Progress Report

Artificial generation of upstream maritime heavy rains to govern intense-rain-induced disasters over land (AMAGOI)[2] DNN for Weather

Progress until FY2023

1. Outline of the project

During FY2023, we conducted foundational studies through surveys and preliminary experiments on data-driven weather forecasting models. We outlined detailed prototypes and milestones for development in the upcoming fiscal years. Specifically, we decided to develop a proxy model based on the Vision Transformer due to its anticipated forecasting accuracy, the volume of training data, and the available computing resources (parallel GPU computers). Preliminary experiments using an existing model as a baseline informed our decision to explore extending the model. This extension will consider the trade-off between model weight reduction and prediction accuracy as a guideline for further development. Additionally, we reviewed and prepared the benchmark data necessary for model training and shared it across several related projects.

2. Outcome so far

From 21 related papers published since 2020, we systematically surveyed the elemental technologies used in each model, the employed datasets, evaluation metrics, and computing resources to understand current research trends. Based on this analysis, we determined the policy for developing several prototype models. As shown in Table 1, we selected a Vision Transformer and convolutional neural network with an attention mechanism. We decided on an autoregressive model using only the eight main physical quantities from atmospheric reanalysis data for one time step as input and output values.
Additionally, we studied variable compression at the time of input and conducted preliminary experiments. Specifically, in contrast to the existing model (ClimaX), which compresses all input variables into a single representative variable, we proposed a method to explicitly compress variables into multiple representative variables, as shown in Fig. 1. Preliminary experiments using a small-scale model demonstrated that the proposed method improved forecasting accuracy while reducing the number of model parameters by about 50% compared to the existing method.
Furthermore, we prepared a dataset of downscaled atmospheric reanalysis data (DSJRA-55) as a common benchmark for model development, in addition to the mesoscale model MSM, which is currently used in weather forecasting.

3. Future plans

Based on the results of preliminary studies and experiments, we will continue developing forecast models specifically for predicting heavy rainfall phenomena in the areas surrounding Japan.
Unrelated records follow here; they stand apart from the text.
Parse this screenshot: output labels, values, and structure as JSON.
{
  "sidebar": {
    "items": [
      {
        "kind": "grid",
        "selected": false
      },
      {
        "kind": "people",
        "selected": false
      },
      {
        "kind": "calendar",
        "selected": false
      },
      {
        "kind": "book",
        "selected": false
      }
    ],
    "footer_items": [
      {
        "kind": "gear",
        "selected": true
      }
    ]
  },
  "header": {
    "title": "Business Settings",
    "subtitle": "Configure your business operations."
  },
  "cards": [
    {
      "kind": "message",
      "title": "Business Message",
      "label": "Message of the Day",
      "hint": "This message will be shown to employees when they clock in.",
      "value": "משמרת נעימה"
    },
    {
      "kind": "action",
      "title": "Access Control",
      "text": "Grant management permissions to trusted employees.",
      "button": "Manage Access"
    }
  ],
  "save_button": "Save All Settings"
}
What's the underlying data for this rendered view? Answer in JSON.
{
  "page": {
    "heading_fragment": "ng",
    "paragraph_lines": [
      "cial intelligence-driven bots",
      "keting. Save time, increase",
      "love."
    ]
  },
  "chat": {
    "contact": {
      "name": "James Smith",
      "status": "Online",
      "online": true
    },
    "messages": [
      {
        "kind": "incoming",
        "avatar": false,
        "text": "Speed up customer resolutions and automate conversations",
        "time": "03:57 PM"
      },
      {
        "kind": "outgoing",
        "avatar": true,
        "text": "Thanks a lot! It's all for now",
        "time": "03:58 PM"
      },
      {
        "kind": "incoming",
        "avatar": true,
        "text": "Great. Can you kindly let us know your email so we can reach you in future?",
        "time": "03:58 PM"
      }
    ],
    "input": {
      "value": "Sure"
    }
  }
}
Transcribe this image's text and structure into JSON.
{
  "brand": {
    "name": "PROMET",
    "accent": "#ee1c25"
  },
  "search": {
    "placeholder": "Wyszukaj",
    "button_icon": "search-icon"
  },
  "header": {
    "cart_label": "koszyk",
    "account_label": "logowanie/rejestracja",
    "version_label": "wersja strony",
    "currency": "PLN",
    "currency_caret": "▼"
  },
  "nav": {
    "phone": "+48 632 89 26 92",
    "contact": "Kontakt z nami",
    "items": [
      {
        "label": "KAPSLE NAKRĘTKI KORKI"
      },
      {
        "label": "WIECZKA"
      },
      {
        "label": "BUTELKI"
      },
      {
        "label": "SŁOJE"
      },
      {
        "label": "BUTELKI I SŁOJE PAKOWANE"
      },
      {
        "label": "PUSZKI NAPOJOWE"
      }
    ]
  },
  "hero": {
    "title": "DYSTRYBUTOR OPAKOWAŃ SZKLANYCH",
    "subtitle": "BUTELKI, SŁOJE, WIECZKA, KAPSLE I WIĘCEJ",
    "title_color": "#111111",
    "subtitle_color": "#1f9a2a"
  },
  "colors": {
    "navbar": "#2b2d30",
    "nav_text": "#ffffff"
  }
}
In particular, we will promote the integration of forecast models with different temporal resolutions (e.g., 1-hour, 3-hour, 6-hour, and 12-hour) and the development of forecast models that seamlessly link global to regional scales. Additionally, we will develop fundamental technology for lightweight and highly accurate data-driven prediction models.
In addition to benchmark data, we will choose benchmark events (i.e., July 2018 heavy rain) using data-driven prediction models to advance our research.

Table 1
Table 1: Machine learning methods, elemental technologies and training data for prototype development.
Fig.1
Fig.1: Comparison of input variable handling between the existing model (ClimaX) and the proposed method.